# 02 - The Data Model
In this module we will explore the TEEHR data model and file formats.  The idea is that a scientist or researcher would format their data to the TEEHR data model and cache it for exploration and evaluation.  The data model is intended to be simple to understand and to get data into.

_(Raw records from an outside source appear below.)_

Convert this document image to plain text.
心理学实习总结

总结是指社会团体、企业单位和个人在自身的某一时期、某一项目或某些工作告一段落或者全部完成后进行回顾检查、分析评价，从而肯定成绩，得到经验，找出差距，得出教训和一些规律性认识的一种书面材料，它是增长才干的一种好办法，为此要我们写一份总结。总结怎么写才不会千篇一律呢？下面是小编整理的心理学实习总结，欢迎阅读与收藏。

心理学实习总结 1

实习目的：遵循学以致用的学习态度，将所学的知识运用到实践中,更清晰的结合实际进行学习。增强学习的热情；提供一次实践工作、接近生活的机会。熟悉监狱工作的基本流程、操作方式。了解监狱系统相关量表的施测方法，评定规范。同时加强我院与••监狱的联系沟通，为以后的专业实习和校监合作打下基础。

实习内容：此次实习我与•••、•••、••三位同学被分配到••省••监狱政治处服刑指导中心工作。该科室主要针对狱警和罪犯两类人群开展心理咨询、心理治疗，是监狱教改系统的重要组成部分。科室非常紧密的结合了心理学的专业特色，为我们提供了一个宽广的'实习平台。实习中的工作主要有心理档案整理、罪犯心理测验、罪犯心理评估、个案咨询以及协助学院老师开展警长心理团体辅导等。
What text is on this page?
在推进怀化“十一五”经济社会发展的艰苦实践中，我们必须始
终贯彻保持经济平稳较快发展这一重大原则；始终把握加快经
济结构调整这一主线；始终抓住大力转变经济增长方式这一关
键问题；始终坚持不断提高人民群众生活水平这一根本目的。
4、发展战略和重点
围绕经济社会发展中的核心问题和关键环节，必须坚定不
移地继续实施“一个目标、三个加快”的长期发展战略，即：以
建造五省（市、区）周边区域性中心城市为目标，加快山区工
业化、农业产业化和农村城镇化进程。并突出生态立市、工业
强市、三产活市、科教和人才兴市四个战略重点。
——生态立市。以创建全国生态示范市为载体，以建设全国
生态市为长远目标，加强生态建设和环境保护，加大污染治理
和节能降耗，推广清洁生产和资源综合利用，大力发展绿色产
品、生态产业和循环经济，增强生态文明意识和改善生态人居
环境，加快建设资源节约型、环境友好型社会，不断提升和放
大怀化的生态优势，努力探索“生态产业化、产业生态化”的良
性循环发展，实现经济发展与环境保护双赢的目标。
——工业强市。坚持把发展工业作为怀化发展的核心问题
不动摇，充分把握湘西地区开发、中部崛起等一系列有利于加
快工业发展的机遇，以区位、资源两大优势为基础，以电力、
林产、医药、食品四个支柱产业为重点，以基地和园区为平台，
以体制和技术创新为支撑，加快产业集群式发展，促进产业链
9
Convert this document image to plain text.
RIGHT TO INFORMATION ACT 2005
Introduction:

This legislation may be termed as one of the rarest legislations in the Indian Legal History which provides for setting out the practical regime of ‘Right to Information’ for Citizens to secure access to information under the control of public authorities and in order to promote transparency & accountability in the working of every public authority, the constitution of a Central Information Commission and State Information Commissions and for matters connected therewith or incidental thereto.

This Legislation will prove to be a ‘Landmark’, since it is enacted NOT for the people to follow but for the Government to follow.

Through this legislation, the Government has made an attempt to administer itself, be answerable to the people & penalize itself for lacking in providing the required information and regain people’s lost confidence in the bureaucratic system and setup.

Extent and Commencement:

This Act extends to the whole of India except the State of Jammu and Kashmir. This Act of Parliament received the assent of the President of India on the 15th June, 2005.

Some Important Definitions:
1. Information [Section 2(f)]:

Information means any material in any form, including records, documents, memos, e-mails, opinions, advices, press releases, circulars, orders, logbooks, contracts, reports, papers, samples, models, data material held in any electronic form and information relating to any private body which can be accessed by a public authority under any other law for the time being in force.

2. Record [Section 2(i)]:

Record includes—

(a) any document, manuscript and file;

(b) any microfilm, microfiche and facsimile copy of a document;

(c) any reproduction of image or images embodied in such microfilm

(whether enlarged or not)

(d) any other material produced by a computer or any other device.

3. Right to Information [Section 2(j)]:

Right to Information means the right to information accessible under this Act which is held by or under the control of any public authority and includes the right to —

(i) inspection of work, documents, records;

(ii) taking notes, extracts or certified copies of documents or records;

![data_model.png](../images/data_model.png)

NOTE: 

In [None]:
import duckdb
import pandas as pd
import geopandas as gpd
import hvplot.pandas
from pathlib import Path

# Explore the Data Model
Lets first specify an example timeseries, geospatial data, crosswalk data and attribute data cache file. We will explore each file one at a time, examining the data model, the Parquet schema, what it looks like when opened in Pandas, and ean examples of the data.

In [None]:
CACHE_DIR = Path(Path.home(), "shared", "rti-eval")
STUDY_DIR = Path(CACHE_DIR, "post-event-example")
GEOMETRY = Path(STUDY_DIR, "geo", "usgs_geometry.parquet")
TIMESERIES = Path(STUDY_DIR, "timeseries", "short_range", "20221218T00Z.parquet")
CROSSWALK = Path(STUDY_DIR, "geo", "usgs_nwm22_crosswalk.parquet")
ATTRIBUTE = Path(STUDY_DIR, "geo", "usgs_attr_upstream_area.parquet")

### Geometry

In [None]:
duckdb.query(f"SELECT name, type, logical_type FROM parquet_schema('{GEOMETRY}')")

In [None]:
geom_gdf = gpd.read_parquet(GEOMETRY)
geom_gdf.info()

In [None]:
geom_gdf.head()

### Attribute

In [None]:
duckdb.query(f"SELECT name, type, logical_type FROM parquet_schema('{ATTRIBUTE}')")

In [None]:
attr_df = pd.read_parquet(ATTRIBUTE)
attr_df.info()

In [None]:
attr_df.head()

### Crosswalk

In [None]:
duckdb.query(f"SELECT name, type, logical_type FROM parquet_schema('{CROSSWALK}')")

In [None]:
xwalk_df = pd.read_parquet(CROSSWALK)
xwalk_df.info()

In [None]:
xwalk_df.head()

### Timeseries

In [None]:
duckdb.query(f"SELECT name, type, logical_type FROM parquet_schema('{TIMESERIES}')")

In [None]:
ts_df = pd.read_parquet(TIMESERIES)
ts_df.info()

In [None]:
ts_df.head()